Volto a falar dos degraus gerais que deveis percorrer a fim de sair do rio do pecado, atingir a água viva e inserir-me na vossa caminhada.
Pela graça eu repouso em vossas almas. Querendo progredir, é necessário que tenhais sede. Somente os sedentos acolhem aquele convite: 'quem tem sede, venha a mim e beba' (Jo 7,37). Quem não está com sede desanima de caminhar, pára por cansaço ou em prazeres, vai de mãos vazias, sem se preocupar em levar consigo um recipiente para coletar a água. Mas sozinho ninguém progride. Ao apresentar-se o ferrão das contradições, olha-o como a um inimigo e retrocede. O homem solitário teme o encontro do inimigo; quem vai acompanhado, não sente medo. Pois bem, o cristão que ainda não percorreu os três degraus gerais, caminha solitário.
Ocorre, pois, ter sede e reunir dois, três ou mais, na maneira explicada. Por que eu disse 'dois e três'? Porque não existe dois sem três e três sem dois. O homem que está só não possibilita minha presença 'no meio' por falta de companheiro que me permita estar 'entre' eles. O solitário é um vazio, bem como aquele que só possui o egoísmo e vive sem amor pela minha graça e pelo próximo. Um nada, eis o que é a pessoa em quem estou ausente, por causa do pecado. Somente eu 'sou aquele que sou' (Ex 3,14). O egoísta, solitário, não conta diante de mim, não me agrada. Eis por que meu Filho diz: 'Se dois ou três estão reunidos em meu nome, eu estarei no meio deles' (Mt 18,20). Afirmei antes que não existe dois sem três ou três sem dois. Explico-me.
Sabes que os mandamentos da lei se reduzem a dois; sem eles, nenhum outro é observado. São: amar-me sobre todas as coisas e amar ao próximo como a ti mesma. Eis o começo, o meio e o fim dos mandamentos da lei. Todavia esses 'dois' não se 'reúnem' em mim sem os 'três', isto é, sem a unificação das três faculdades da alma: a memória, a inteligência e a vontade. A memória há de recordar-se dos meus benefícios e da minha bondade; a inteligência pensará no amor inefável revelado em Cristo, pois ele se oferece como objeto de reflexão para manifestar a chama do meu amor; a vontade, unindo-se às duas faculdades anteriores, me amará e desejará como seu fim. Quando essas três faculdades estão assim reunidas, acho-me presente entre elas pela graça. E, como consequência, a pessoa vê-se repleta de amor por mim e pelo próximo, na companhia de verdadeiras e múltiplas virtudes.

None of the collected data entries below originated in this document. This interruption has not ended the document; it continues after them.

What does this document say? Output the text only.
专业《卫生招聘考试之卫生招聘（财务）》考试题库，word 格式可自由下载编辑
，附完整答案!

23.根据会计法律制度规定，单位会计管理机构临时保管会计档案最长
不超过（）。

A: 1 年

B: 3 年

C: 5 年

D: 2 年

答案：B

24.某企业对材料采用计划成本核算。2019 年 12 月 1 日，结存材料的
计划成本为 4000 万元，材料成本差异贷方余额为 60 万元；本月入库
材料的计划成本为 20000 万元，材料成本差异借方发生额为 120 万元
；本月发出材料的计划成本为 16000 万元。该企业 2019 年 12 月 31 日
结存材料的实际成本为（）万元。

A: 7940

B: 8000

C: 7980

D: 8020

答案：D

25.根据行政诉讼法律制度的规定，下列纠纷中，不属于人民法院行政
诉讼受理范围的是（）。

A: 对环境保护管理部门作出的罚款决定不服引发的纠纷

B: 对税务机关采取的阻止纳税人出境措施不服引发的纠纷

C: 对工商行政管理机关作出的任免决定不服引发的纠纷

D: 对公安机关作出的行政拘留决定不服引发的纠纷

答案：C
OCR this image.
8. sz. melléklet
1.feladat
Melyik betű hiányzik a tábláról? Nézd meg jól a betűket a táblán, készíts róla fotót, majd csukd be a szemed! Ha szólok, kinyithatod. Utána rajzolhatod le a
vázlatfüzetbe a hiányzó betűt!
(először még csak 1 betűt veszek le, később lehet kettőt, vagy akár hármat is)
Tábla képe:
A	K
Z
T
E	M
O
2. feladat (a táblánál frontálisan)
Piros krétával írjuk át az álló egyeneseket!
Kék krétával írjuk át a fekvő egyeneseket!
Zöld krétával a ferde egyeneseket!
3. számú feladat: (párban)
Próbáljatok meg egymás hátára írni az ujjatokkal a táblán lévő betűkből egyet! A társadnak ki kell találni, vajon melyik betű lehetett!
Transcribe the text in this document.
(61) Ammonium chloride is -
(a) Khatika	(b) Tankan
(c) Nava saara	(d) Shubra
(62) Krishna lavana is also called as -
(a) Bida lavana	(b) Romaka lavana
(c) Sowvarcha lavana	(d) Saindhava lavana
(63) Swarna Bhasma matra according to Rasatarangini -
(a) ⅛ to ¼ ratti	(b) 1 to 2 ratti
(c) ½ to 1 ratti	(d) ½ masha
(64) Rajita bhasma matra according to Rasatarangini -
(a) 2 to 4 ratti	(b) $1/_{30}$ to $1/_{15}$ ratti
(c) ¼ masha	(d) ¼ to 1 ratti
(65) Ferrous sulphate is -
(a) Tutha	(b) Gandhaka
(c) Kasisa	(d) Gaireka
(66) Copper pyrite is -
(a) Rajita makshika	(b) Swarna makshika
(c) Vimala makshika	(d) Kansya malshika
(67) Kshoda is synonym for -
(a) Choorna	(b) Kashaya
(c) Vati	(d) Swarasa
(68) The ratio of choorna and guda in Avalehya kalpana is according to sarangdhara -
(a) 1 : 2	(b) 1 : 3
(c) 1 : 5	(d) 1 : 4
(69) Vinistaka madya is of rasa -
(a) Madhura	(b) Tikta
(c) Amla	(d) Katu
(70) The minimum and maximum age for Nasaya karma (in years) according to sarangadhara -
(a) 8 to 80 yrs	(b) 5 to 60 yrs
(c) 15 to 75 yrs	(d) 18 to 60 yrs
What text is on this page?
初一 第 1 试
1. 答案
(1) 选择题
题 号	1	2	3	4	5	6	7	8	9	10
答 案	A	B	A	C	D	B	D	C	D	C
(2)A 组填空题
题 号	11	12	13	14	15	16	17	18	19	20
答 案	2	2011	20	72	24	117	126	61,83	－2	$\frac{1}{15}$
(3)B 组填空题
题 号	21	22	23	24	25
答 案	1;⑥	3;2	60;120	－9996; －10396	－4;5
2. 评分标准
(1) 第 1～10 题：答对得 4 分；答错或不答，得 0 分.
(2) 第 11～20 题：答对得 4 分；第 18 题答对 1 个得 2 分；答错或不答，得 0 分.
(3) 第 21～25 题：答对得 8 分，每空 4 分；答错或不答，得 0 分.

Em primeiro lugar, a vontade se dispõe a ter sede. Sede das virtudes, sede da minha glória, sede das almas. As demais sedes se apagam e morrem. Tendo subido o primeiro degrau, da afeição, o homem caminha seguro de si, sem temor servil. Livre do egoísmo, a vontade põe-se acima de si mesma e acima dos bens passageiros. Se a pessoa quer possuir tais bens, ama-os e deles se serve em mim, com temor santo e verdadeiro, virtuosamente. Em seguida, passa-se ao segundo degrau, o da inteligência, no qual a pessoa, em cordial amor por mim, medita sobre Cristo crucificado, enquanto mediador. Por fim, a memória enche-se da minha caridade e alcança paz e a tranquilidade.
Um recipiente vazio, ao ser tocado, faz rumor; o recipiente cheio, nenhum som produz. Da mesma forma, quando a memória está tomada pela luz da inteligência e pelo amor, a pessoa já não se perturba diante das adversidades ou atrativos do mundo; está repleta da minha presença, como sumo bem; não sente falsas alegrias, nem impaciência. Quando o homem sobe os três degraus comuns, suas faculdades unificam-se, colocam-se sob domínio da razão e congregam-se em meu nome. Uma vez reunidos os dois amores – por Deus e pelo próximo – com as três faculdades – a memória para reter, a inteligência para refletir e a vontade para amar – encontra-se o homem na minha companhia, forte e seguro; está na companhia das virtudes; caminha seguro de si. Estou presente nele!
Parte, então, o cristão, inflamado de desejo santo, sequioso de ir pelo caminho da verdade, à procura da fonte da água viva. É o desejo da minha glória, da salvação pessoal e da santificação alheia que incentiva a caminhar, pois é o único meio que possibilita alcançar a meta final. Na saída, o coração está vazio de apegos terrenos. Mas enche-se logo! Nenhum recipiente permanece com vácuo; se não contiver objetos materiais, enche-se de ar. O mesmo acontece com o coração humano. Ao se retirar dele o apego dos bens materiais, enche-se com o ar celeste do amor divino e com a água da graça. Em posse deste dom, o caminhante entra pela porta de Cristo e bebe a água viva em mim, oceano de paz.